Microsoft responds to Nation-State cybersecurity risks with Cloud logging expansion

Microsoft recently announced an expansion of its cloud logging capabilities which aims to assist organisations in investigating cybersecurity incidents and enhancing visibility following a recent espionage attack on its email infrastructure.

The decision comes in response to the growing rate of nation-state cyber threats. The rollout is set to begin in September 2023 for all government and commercial customers.

Vasu Jakkal, corporate vice president of security, compliance, identity, and management at Microsoft, stated that over the coming months, they will offer wider cloud security logs to worldwide customers at no extra cost. This update will enable customers to use Microsoft Purview Audit to visualise a broader range of cloud log data across their enterprise.

With these changes, users will gain access to detailed logs of email activity and more than 30 other types of log data that were previously limited to Microsoft Purview Audit (Premium) subscribers.

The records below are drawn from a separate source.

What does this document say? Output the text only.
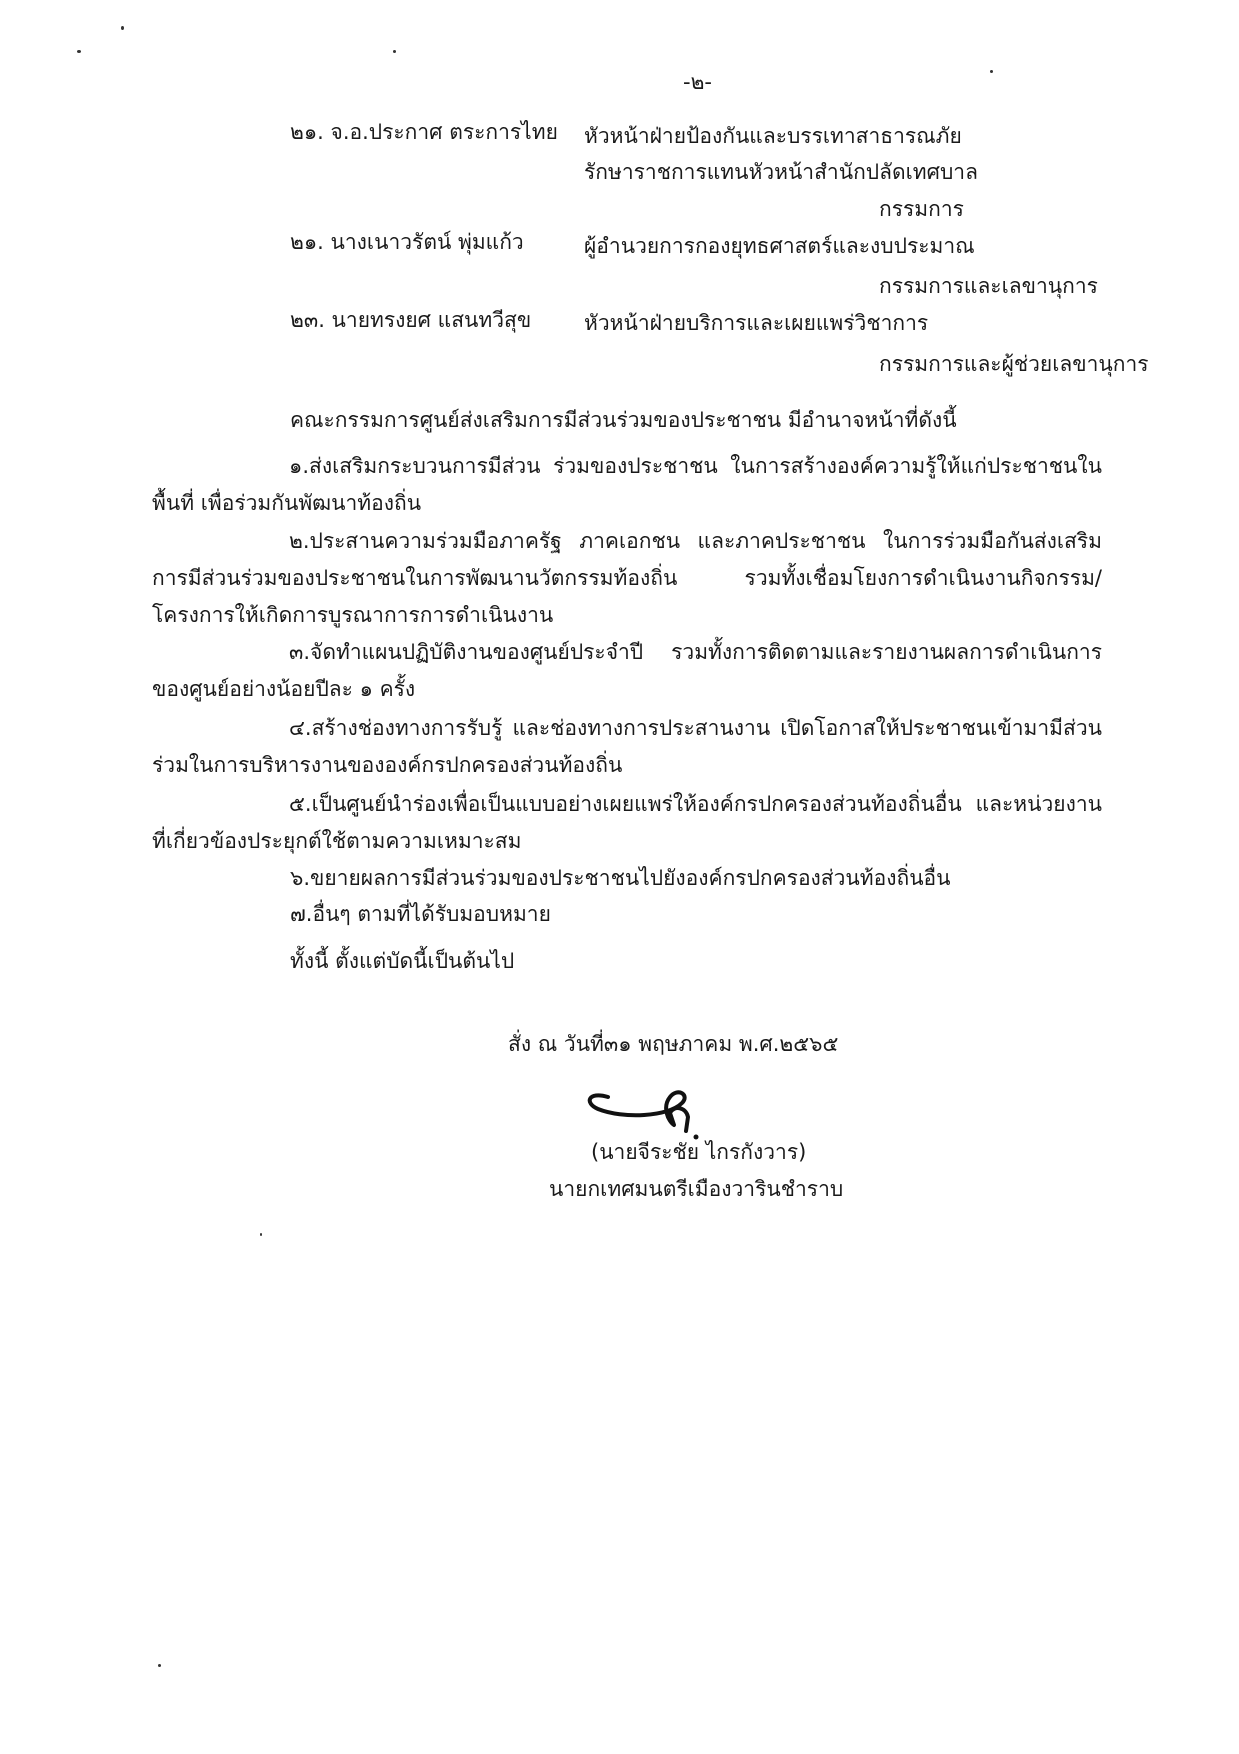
-๒-
๒๑. จ.อ.ประกาศ ตระการไทย หัวหน้าฝ่ายป้องกันและบรรเทาสาธารณภัย
รักษาราชการแทนหัวหน้าสำนักปลัดเทศบาล
กรรมการ
๒๑. นางเนาวรัตน์ พุ่มแก้ว	ผู้อำนวยการกองยุทธศาสตร์และงบประมาณ
กรรมการและเลขานุการ
๒๓. นายทรงยศ แสนทวีสุข	หัวหน้าฝ่ายบริการและเผยแพร่วิชาการ
กรรมการและผู้ช่วยเลขานุการ
คณะกรรมการศูนย์ส่งเสริมการมีส่วนร่วมของประชาชน มีอำนาจหน้าที่ดังนี้
๑.ส่งเสริมกระบวนการมีส่วน ร่วมของประชาชน ในการสร้างองค์ความรู้ให้แก่ประชาชนในพื้นที่ เพื่อร่วมกันพัฒนาท้องถิ่น
๒.ประสานความร่วมมือภาครัฐ ภาคเอกชน และภาคประชาชน ในการร่วมมือกันส่งเสริมการมีส่วนร่วมของประชาชนในการพัฒนานวัตกรรมท้องถิ่น รวมทั้งเชื่อมโยงการดำเนินงานกิจกรรม/โครงการให้เกิดการบูรณาการการดำเนินงาน
๓.จัดทำแผนปฏิบัติงานของศูนย์ประจำปี รวมทั้งการติดตามและรายงานผลการดำเนินการของศูนย์อย่างน้อยปีละ ๑ ครั้ง
๔.สร้างช่องทางการรับรู้ และช่องทางการประสานงาน เปิดโอกาสให้ประชาชนเข้ามามีส่วนร่วมในการบริหารงานขององค์กรปกครองส่วนท้องถิ่น
๕.เป็นศูนย์นำร่องเพื่อเป็นแบบอย่างเผยแพร่ให้องค์กรปกครองส่วนท้องถิ่นอื่น และหน่วยงานที่เกี่ยวข้องประยุกต์ใช้ตามความเหมาะสม
๖.ขยายผลการมีส่วนร่วมของประชาชนไปยังองค์กรปกครองส่วนท้องถิ่นอื่น
๗.อื่นๆ ตามที่ได้รับมอบหมาย
ทั้งนี้ ตั้งแต่บัดนี้เป็นต้นไป
สั่ง ณ วันที่๓๑ พฤษภาคม พ.ศ.๒๕๖๕
(นายจีระชัย ไกรกังวาร)
นายกเทศมนตรีเมืองวารินชำราบ
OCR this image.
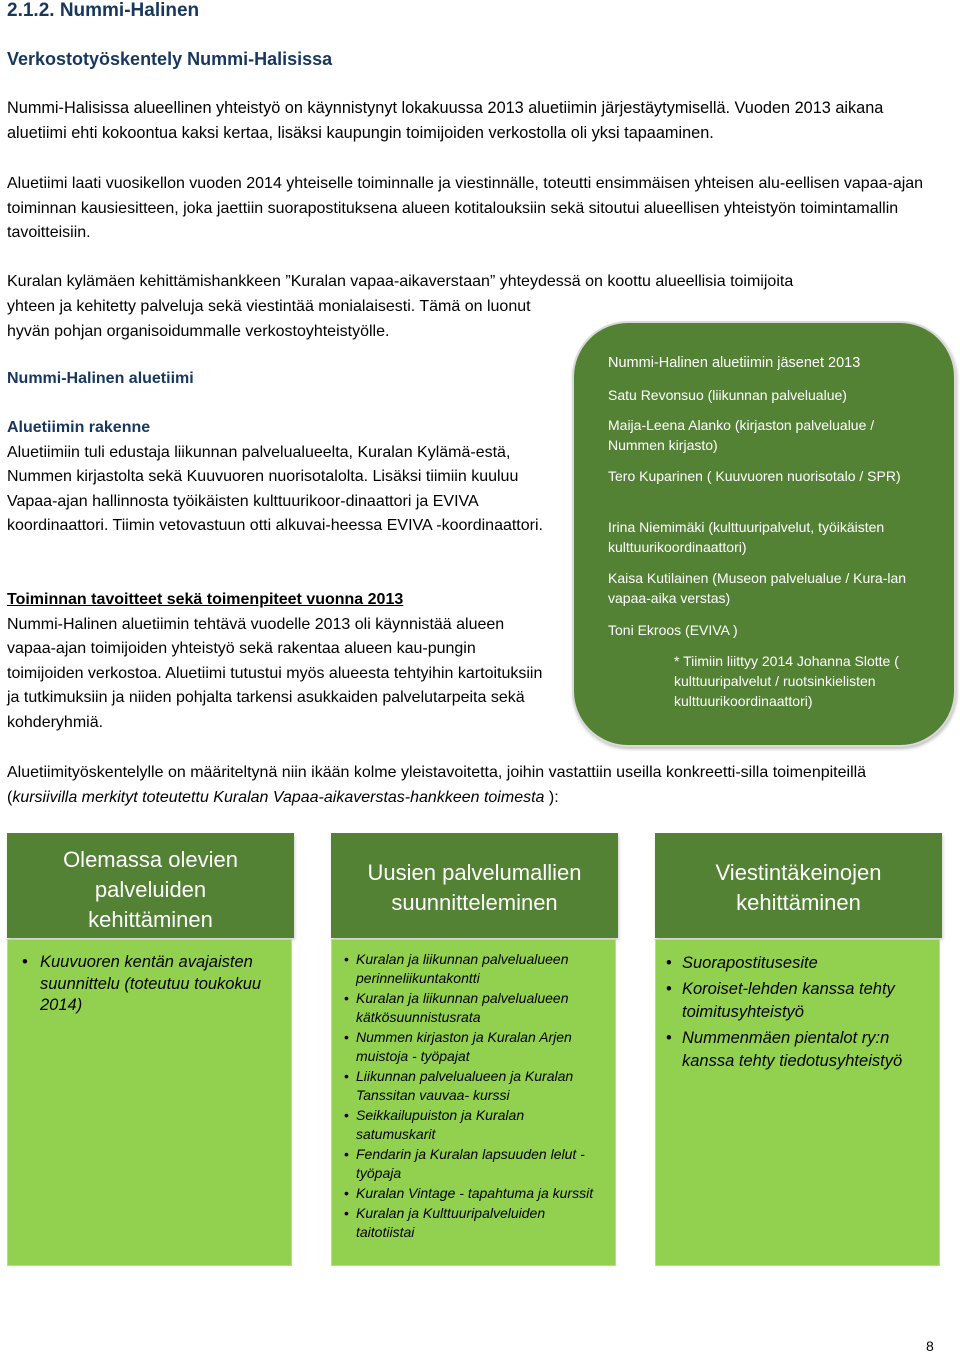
2.1.2. Nummi-Halinen
Verkostotyöskentely Nummi-Halisissa

Nummi-Halisissa alueellinen yhteistyö on käynnistynyt lokakuussa 2013 aluetiimin järjestäytymisellä. Vuoden 2013 aikana aluetiimi ehti kokoontua kaksi kertaa, lisäksi kaupungin toimijoiden verkostolla oli yksi tapaaminen.

Aluetiimi laati vuosikellon vuoden 2014 yhteiselle toiminnalle ja viestinnälle, toteutti ensimmäisen yhteisen alu-eellisen vapaa-ajan toiminnan kausiesitteen, joka jaettiin suorapostituksena alueen kotitalouksiin sekä sitoutui alueellisen yhteistyön toimintamallin tavoitteisiin.

Kuralan kylämäen kehittämishankkeen ”Kuralan vapaa-aikaverstaan” yhteydessä on koottu alueellisia toimijoita

yhteen ja kehitetty palveluja sekä viestintää monialaisesti. Tämä on luonut hyvän pohjan organisoidummalle verkostoyhteistyölle.

Nummi-Halinen aluetiimi
Aluetiimin rakenne
Aluetiimiin tuli edustaja liikunnan palvelualueelta, Kuralan Kylämä-estä, Nummen kirjastolta sekä Kuuvuoren nuorisotalolta. Lisäksi tiimiin kuuluu Vapaa-ajan hallinnosta työikäisten kulttuurikoor-dinaattori ja EVIVA koordinaattori. Tiimin vetovastuun otti alkuvai-heessa EVIVA -koordinaattori.
Toiminnan tavoitteet sekä toimenpiteet vuonna 2013
Nummi-Halinen aluetiimin tehtävä vuodelle 2013 oli käynnistää alueen vapaa-ajan toimijoiden yhteistyö sekä rakentaa alueen kau-pungin toimijoiden verkostoa. Aluetiimi tutustui myös alueesta tehtyihin kartoituksiin ja tutkimuksiin ja niiden pohjalta tarkensi asukkaiden palvelutarpeita sekä kohderyhmiä.
Nummi-Halinen aluetiimin jäsenet 2013
Satu Revonsuo (liikunnan palvelualue)
Maija-Leena Alanko (kirjaston palvelualue / Nummen kirjasto)
Tero Kuparinen ( Kuuvuoren nuorisotalo / SPR)
Irina Niemimäki (kulttuuripalvelut, työikäisten kulttuurikoordinaattori)
Kaisa Kutilainen (Museon palvelualue / Kura-lan vapaa-aika verstas)
Toni Ekroos (EVIVA )
* Tiimiin liittyy 2014 Johanna Slotte ( kulttuuripalvelut / ruotsinkielisten kulttuurikoordinaattori)
Aluetiimityöskentelylle on määriteltynä niin ikään kolme yleistavoitetta, joihin vastattiin useilla konkreetti-silla toimenpiteillä (kursiivilla merkityt toteutettu Kuralan Vapaa-aikaverstas-hankkeen toimesta ):
Olemassa olevien palveluiden kehittäminen
• Kuuvuoren kentän avajaisten suunnittelu (toteutuu toukokuu 2014)
Uusien palvelumallien suunnitteleminen
• Kuralan ja liikunnan palvelualueen perinneliikuntakontti
• Kuralan ja liikunnan palvelualueen kätkösuunnistusrata
• Nummen kirjaston ja Kuralan Arjen muistoja - työpajat
• Liikunnan palvelualueen ja Kuralan Tanssitan vauvaa- kurssi
• Seikkailupuiston ja Kuralan satumuskarit
• Fendarin ja Kuralan lapsuuden lelut - työpaja
• Kuralan Vintage - tapahtuma ja kurssit
• Kuralan ja Kulttuuripalveluiden taitotiistai
Viestintäkeinojen kehittäminen
• Suorapostitusesite
• Koroiset-lehden kanssa tehty toimitusyhteistyö
• Nummenmäen pientalot ry:n kanssa tehty tiedotusyhteistyö
8
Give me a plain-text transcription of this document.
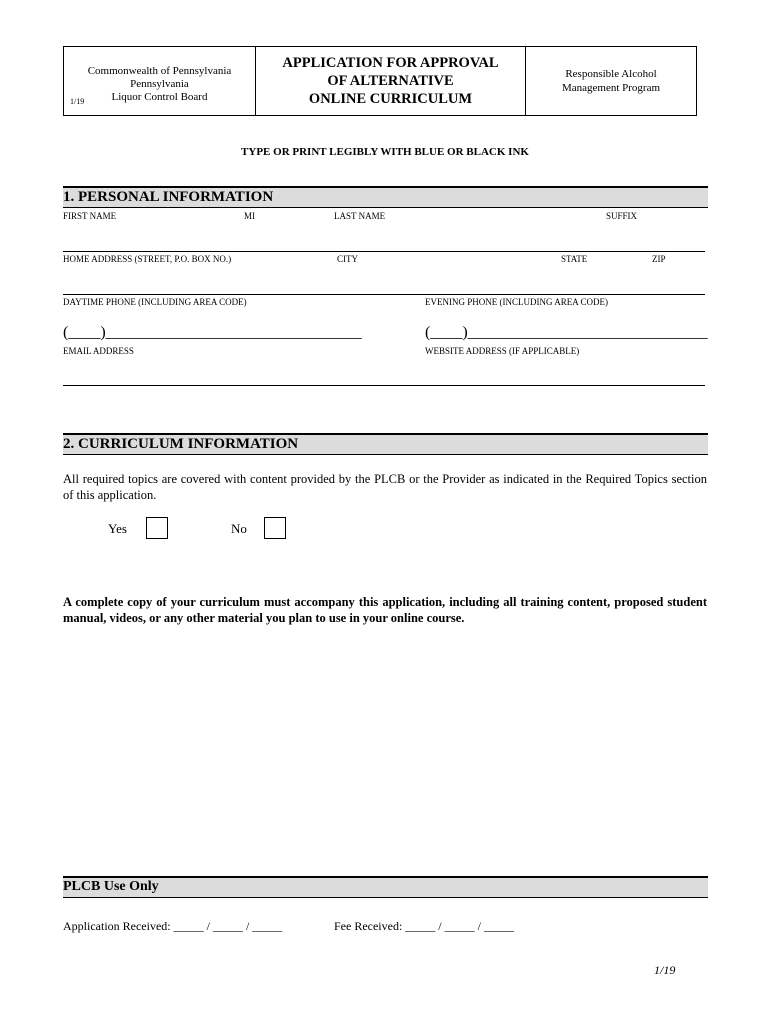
Commonwealth of Pennsylvania
Pennsylvania
Liquor Control Board
1/19
APPLICATION FOR APPROVAL
OF ALTERNATIVE
ONLINE CURRICULUM
Responsible Alcohol
Management Program
TYPE OR PRINT LEGIBLY WITH BLUE OR BLACK INK
1. PERSONAL INFORMATION
FIRST NAME	MI	LAST NAME	SUFFIX
HOME ADDRESS (STREET, P.O. BOX NO.)	CITY	STATE	ZIP
DAYTIME PHONE (INCLUDING AREA CODE)	EVENING PHONE (INCLUDING AREA CODE)
(____)________________________________	(____)______________________________
EMAIL ADDRESS	WEBSITE ADDRESS (IF APPLICABLE)
2. CURRICULUM INFORMATION
All required topics are covered with content provided by the PLCB or the Provider as indicated in the Required Topics section of this application.
Yes	No
A complete copy of your curriculum must accompany this application, including all training content, proposed student manual, videos, or any other material you plan to use in your online course.
PLCB Use Only
Application Received: _____ / _____ / _____	Fee Received: _____ / _____ / _____
1/19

Additionally, Microsoft is extending the default retention period for Audit Standard customers from 90 days to 180 days.

The move has been praised by the U.S. Cybersecurity and Infrastructure Security Agency (CISA), which acknowledged the importance of key logging data in swiftly mitigating cyber intrusions and commended Microsoft's efforts to advance security by design principles.

This development follows revelations that a threat actor known as Storm-0558 targeted 25 organisations by exploiting a validation error in the Microsoft Exchange environment. While the U.S. State Department was able to detect the malicious mailbox activity in June 2023 using enhanced logging in Microsoft Purview Audit, other affected entities lacked the necessary subscription levels for access to crucial logs, leaving them unaware of the breach.

The attacks reportedly began on May 15, 2023, and Microsoft highlighted their preference for OAuth applications, token theft, and token replay attacks against Microsoft accounts since at least August 2021.

Microsoft is actively investigating the intrusions but has not yet disclosed how the hackers acquired an inactive Microsoft account (MSA) consumer signing key to forge authentication tokens and gain unauthorised access to customer email accounts through Outlook Web Access in Exchange Online (OWA) and Outlook.com.

Overall, the main objective of most Storm-0558 campaigns is to gain unauthorised access to email accounts belonging to employees of targeted organisations. Once access to desired user credentials is obtained, the actor signs into the compromised user's cloud email account and collects information via the web service.